Ce sont les « restes de vie » qui sont « si
mal enfouis ». Ils émergent des marécages, mal enfouis dans
l’eau verte, mais demeurent insaisissables pour la main qui cherche
à les capturer. Ils disparaissent dès qu’approchés ou aperçus.
Ils sont impossibles à fixer, sinon par le poème qui en même temps
dit leur perte.
Les mots rares et précieux qui composent la poésie exigeante
de Ludovic Degroote prennent acte de la perte de l’être, de
l’impossibilité d’habiter. Les lieux, pas plus que la mémoire
pauvre qui les convoque, ne peuvent servir de fondement à l’être.

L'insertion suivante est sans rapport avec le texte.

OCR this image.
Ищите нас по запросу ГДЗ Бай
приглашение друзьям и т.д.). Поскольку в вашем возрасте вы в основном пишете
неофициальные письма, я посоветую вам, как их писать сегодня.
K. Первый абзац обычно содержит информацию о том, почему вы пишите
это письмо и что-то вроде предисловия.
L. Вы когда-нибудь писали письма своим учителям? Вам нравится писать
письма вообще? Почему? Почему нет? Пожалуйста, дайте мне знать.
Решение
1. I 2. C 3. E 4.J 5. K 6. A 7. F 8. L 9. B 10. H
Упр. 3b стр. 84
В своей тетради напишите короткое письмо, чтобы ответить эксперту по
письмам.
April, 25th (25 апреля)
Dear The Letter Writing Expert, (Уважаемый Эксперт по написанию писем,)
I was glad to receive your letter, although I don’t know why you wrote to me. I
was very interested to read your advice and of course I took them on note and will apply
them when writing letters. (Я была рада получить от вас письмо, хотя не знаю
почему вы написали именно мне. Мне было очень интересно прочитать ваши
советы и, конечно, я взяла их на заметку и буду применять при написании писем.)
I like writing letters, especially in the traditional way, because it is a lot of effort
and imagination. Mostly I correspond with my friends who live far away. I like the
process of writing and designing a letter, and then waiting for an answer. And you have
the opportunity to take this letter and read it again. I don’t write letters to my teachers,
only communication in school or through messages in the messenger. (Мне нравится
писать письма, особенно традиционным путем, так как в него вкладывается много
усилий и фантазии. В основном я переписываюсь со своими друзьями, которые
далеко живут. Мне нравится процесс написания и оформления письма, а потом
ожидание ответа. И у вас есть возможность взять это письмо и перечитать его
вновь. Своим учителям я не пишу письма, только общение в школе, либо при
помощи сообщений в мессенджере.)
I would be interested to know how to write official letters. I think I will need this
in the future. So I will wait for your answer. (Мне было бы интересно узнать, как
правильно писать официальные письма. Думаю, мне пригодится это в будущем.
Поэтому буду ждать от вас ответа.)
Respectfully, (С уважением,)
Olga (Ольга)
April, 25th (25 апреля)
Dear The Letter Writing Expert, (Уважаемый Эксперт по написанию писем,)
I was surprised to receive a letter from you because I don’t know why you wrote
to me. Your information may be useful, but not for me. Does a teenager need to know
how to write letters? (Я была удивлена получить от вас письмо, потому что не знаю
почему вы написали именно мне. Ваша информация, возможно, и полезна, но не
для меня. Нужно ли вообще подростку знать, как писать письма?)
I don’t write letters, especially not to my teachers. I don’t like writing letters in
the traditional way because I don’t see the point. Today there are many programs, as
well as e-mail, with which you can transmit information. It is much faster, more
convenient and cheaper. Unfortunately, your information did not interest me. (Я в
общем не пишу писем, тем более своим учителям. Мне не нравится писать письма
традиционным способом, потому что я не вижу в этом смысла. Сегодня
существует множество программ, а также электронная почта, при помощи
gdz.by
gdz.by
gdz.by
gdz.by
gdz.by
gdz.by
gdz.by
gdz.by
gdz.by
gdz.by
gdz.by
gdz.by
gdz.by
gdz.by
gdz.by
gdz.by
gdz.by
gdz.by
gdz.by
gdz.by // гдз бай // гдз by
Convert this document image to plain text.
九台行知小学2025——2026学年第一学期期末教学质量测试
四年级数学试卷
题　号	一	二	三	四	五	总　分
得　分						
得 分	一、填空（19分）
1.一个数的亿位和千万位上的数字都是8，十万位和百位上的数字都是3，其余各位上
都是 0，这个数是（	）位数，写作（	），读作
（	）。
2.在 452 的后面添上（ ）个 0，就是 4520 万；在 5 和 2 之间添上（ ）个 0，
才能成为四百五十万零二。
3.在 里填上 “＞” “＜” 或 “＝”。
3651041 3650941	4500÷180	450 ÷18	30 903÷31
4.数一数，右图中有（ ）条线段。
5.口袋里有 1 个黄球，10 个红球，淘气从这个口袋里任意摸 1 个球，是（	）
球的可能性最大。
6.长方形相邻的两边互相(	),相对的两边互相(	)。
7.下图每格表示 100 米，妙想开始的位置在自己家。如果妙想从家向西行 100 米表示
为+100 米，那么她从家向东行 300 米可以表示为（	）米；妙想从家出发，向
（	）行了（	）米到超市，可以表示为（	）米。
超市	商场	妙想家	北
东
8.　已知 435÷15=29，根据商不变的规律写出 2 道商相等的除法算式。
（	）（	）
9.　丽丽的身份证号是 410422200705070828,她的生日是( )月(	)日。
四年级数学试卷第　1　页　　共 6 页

Les bribes d’enfance à la fois vécue et imaginée ne peuvent tenir
lieu d’identité : « enfants certes/mais devenus
morts ». Le souvenir d’espaces affectifs qui ne sont le sol de
rien ne contribue pas à une quelconque consolation. L’identité
flottante se tient face au monde insaisissable, un monde dont « nous
ne sommes pas tant séparés /que nous croyons /chacun de
notre côté/glissant dans un sens/notre pente en lutte/contre nos
silences ». Pas de séparation radicale donc entre soi et le
monde mais une pente commune où ils se font face…Si le poème
n’est pas mémoire nette, il n’est pas non plus témoignage pur.
Il est au mieux la rétention fugace de bribes qui coulent à leur
perte, avec la peur portée du savoir seul de cette perte…Ce qui
persiste, c’est « soi » auquel on se cogne sans cesse
alors « que le monde semble immense ».
« j’aurais tellement voulu vivre/hors de
ce temps cloué/qui vous cloue à vous-même ».
La nouvelle maison d’édition de poésie
« Potentille » publie avec discernement quelques recueils
brefs à l’écriture sobre (à part Degroote, on peut notamment lire
Marcel Migozzi, et, à paraître,Robert Momeux , poète rare).